Oberliga Koblenzer profitieren beim 3:1-Sieg in Bingen von einer Schiedsrichter-Entscheidung und großzügigen Gastgebern

Bingen. Die Serie der TuS Koblenz hält. Mit nunmehr zehn Punkten aus den vergangenen vier Spielen konnte sich die Mannschaft von TuS-Trainer Anel Dzaka aus der Gefahrenregion der Fußball-Oberliga herausziehen. Beim 3:1 (2:0)-Sieg in Bingen kam den Koblenzern allerdings das Schiedsrichterteam um Matthias Edrich (Bliesen) zu Hilfe. Umgekehrt erwischte es die Hassia nach der Hand-Vorbereitung zum 1:2-Endstand bei Rot-Weiß Koblenz in der Vorwoche bereits zum zweiten Mal mit einer falschen Entscheidung der Unparteiischen.

Die TuS war am Hessenhaus zu Beginn aktiver, ohne sich allerdings Torchancen herausspielen zu können. Bis zur 13. Minute. Da verpasste es Bingens Dominik Kranz, den Ball zu klären. Stattdessen spritzte Edin Hadzic im hohen Pressing dazwischen, passte auf Amodou Abdullei, der eigentlich nur den Binger Torwart Jens Maaß zustellen wollte, dann aber unverhofft zum 1:0 einschießen durfte. Allerdings: Abdullei stand mindestens fünf Meter im Abseits. Das Schiedsrichterteam hatte beide Augen zugedrückt.

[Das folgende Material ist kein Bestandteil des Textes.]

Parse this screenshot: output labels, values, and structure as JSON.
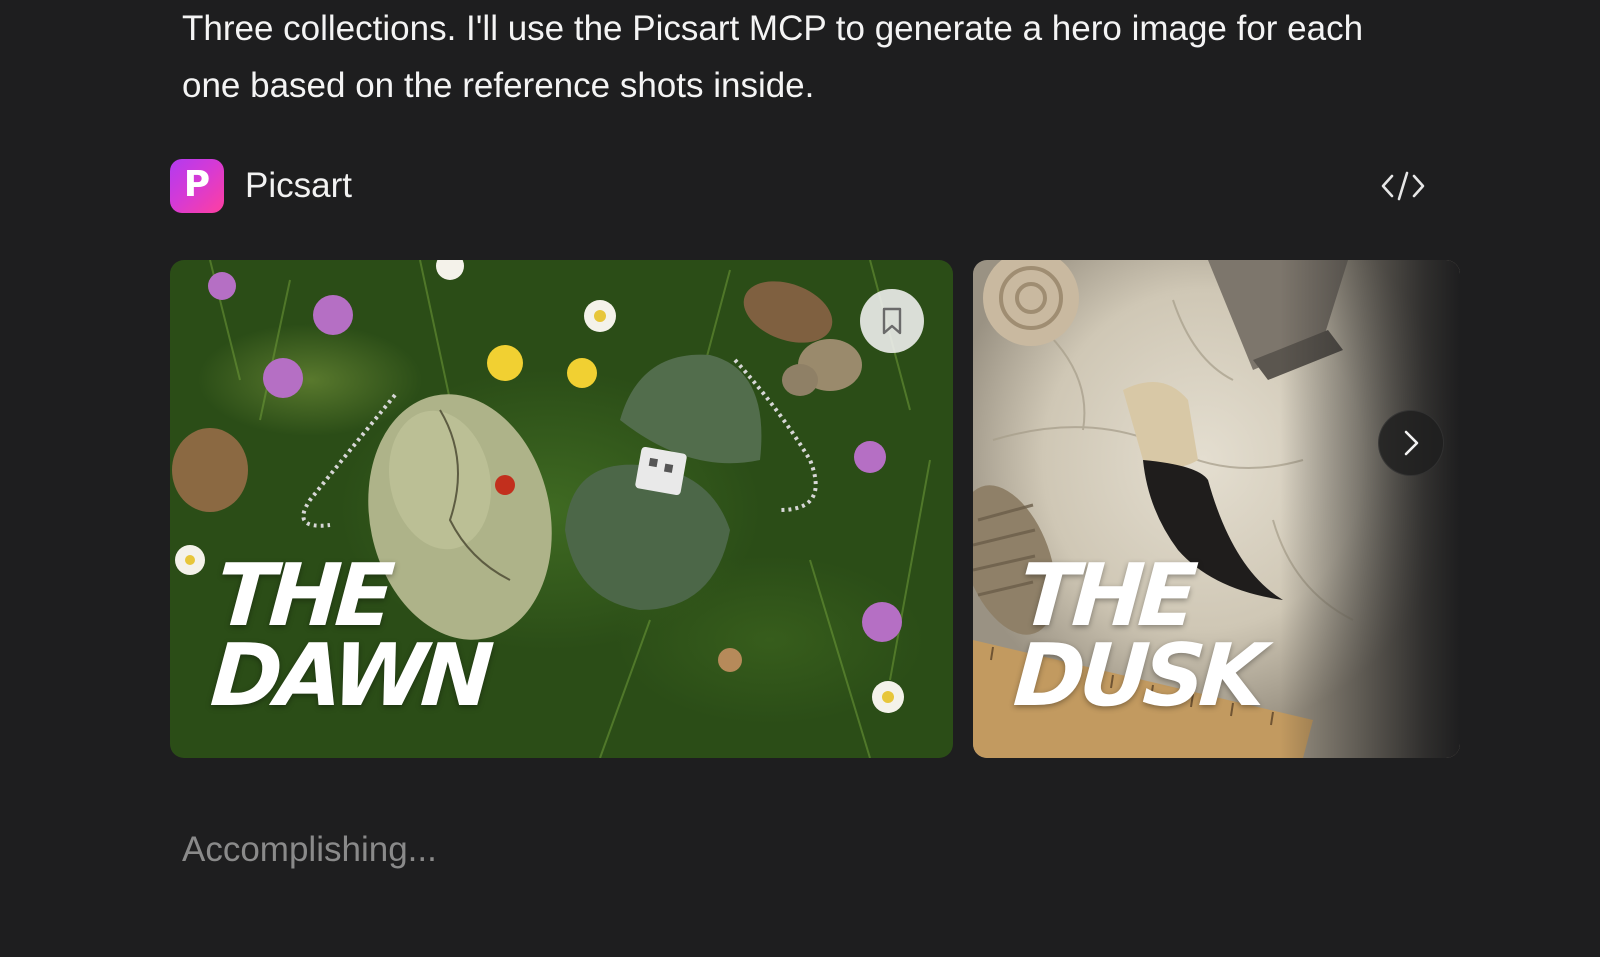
{
  "message": {
    "text": "Three collections. I'll use the Picsart MCP to generate a hero image for each one based on the reference shots inside."
  },
  "tool": {
    "name": "Picsart",
    "logo_letter": "P",
    "code_icon": "code-brackets-icon",
    "brand_gradient": [
      "#b23bf0",
      "#ff3fa0"
    ]
  },
  "carousel": {
    "cards": [
      {
        "title_line1": "THE",
        "title_line2": "DAWN"
      },
      {
        "title_line1": "THE",
        "title_line2": "DUSK"
      }
    ],
    "bookmark_icon": "bookmark-icon",
    "next_icon": "chevron-right-icon"
  },
  "status": {
    "text": "Accomplishing..."
  },
  "colors": {
    "background": "#1e1e1f",
    "text": "#f2f2f2",
    "muted": "#8a8a8a"
  }
}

Zwei Minuten später der nächste Schiri-Lapsus, diesmal zugunsten der Hassia. Einen 25-Meter-Rückpass von Serdal Günes nahm Maaß an der Torauslinie mit der Hand auf. Allein: Auch dort blieb der Pfiff aus. Nach diesen beiden Fehlentscheidungen kam Mitte des ersten Abschnitts Ruhe ins Spiel, wurde die Hassia, vor allem in Person von Mittelstürmer Vllaznim Dautaj, langsam stärker. Weil aber der Ausgleich verpasst wurde, kam es, wie es kommen musste. Diesmal verteilte die Binger Abwehr das Geschenk, ließ einen Freistoß von Rudolf Gonzalez passieren, sodass Michael Stahl am langen Pfosten ungehindert zum 2:0 eindrücken konnte (29.).

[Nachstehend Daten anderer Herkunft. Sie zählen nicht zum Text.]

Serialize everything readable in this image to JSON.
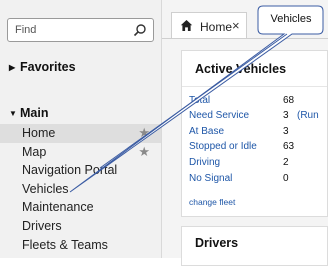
{
  "search": {
    "placeholder": "Find"
  },
  "sidebar": {
    "favorites_label": "Favorites",
    "main_label": "Main",
    "items": [
      {
        "label": "Home",
        "starred": true,
        "active": true
      },
      {
        "label": "Map",
        "starred": true
      },
      {
        "label": "Navigation Portal"
      },
      {
        "label": "Vehicles"
      },
      {
        "label": "Maintenance"
      },
      {
        "label": "Drivers"
      },
      {
        "label": "Fleets & Teams"
      }
    ]
  },
  "tab": {
    "label": "Home",
    "icon": "home-icon"
  },
  "active_vehicles": {
    "title": "Active Vehicles",
    "rows": [
      {
        "label": "Total",
        "value": "68"
      },
      {
        "label": "Need Service",
        "value": "3",
        "extra": "(Run"
      },
      {
        "label": "At Base",
        "value": "3"
      },
      {
        "label": "Stopped or Idle",
        "value": "63"
      },
      {
        "label": "Driving",
        "value": "2"
      },
      {
        "label": "No Signal",
        "value": "0"
      }
    ],
    "change_fleet": "change fleet"
  },
  "drivers": {
    "title": "Drivers"
  },
  "callout": {
    "text": "Vehicles"
  },
  "colors": {
    "link": "#1f57a8",
    "sidebar_bg": "#f1f1f1",
    "active_bg": "#dedede"
  }
}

„Was uns danach in der zweiten Halbzeit passiert ist, darf nicht passieren“, analysierte TuS-Trainer Anel Dzaka, ungeachtet der Tatsache, dass sein Team auch im ersten Abschnitt bei aller Feldüberlegenheit bei zwei Torschüssen zweimal lediglich aufgrund von Geschenken, einmal vom Schiedsrichter, einmal von der Hassia-Abwehr, erfolgreich war. Jedenfalls zeigte die Hassia nach der Pause ihr zweites Gesicht, ließ defensiv nichts mehr zu und schnürte den Gegner mehr und mehr in dessen Hälfte ein. Hassia-Trainer Nelson Rodrigues hatte in der Abwehr umgestellt, setzte offensiv über die Außenbahnen neue Akzente. Zunächst vergab Abdullei frei für die TuS (47.), dann spielte nur noch die Hassia. Mehr als das eine Tor von Dautaj nach einer Flanke von Joshua Iten wollte aber nicht herausspringen (59.) – auch wenn Dautaj (49.), Antonio Serratore (54.), Axel Neumann (66.) und Dennis de Sousa Oelsner nach einer Hereingabe von Dautaj (77.) haarscharf am Torerfolg schnupperten. Später zielte Kranz per Kopf nur um Zentimeter vorbei (82.).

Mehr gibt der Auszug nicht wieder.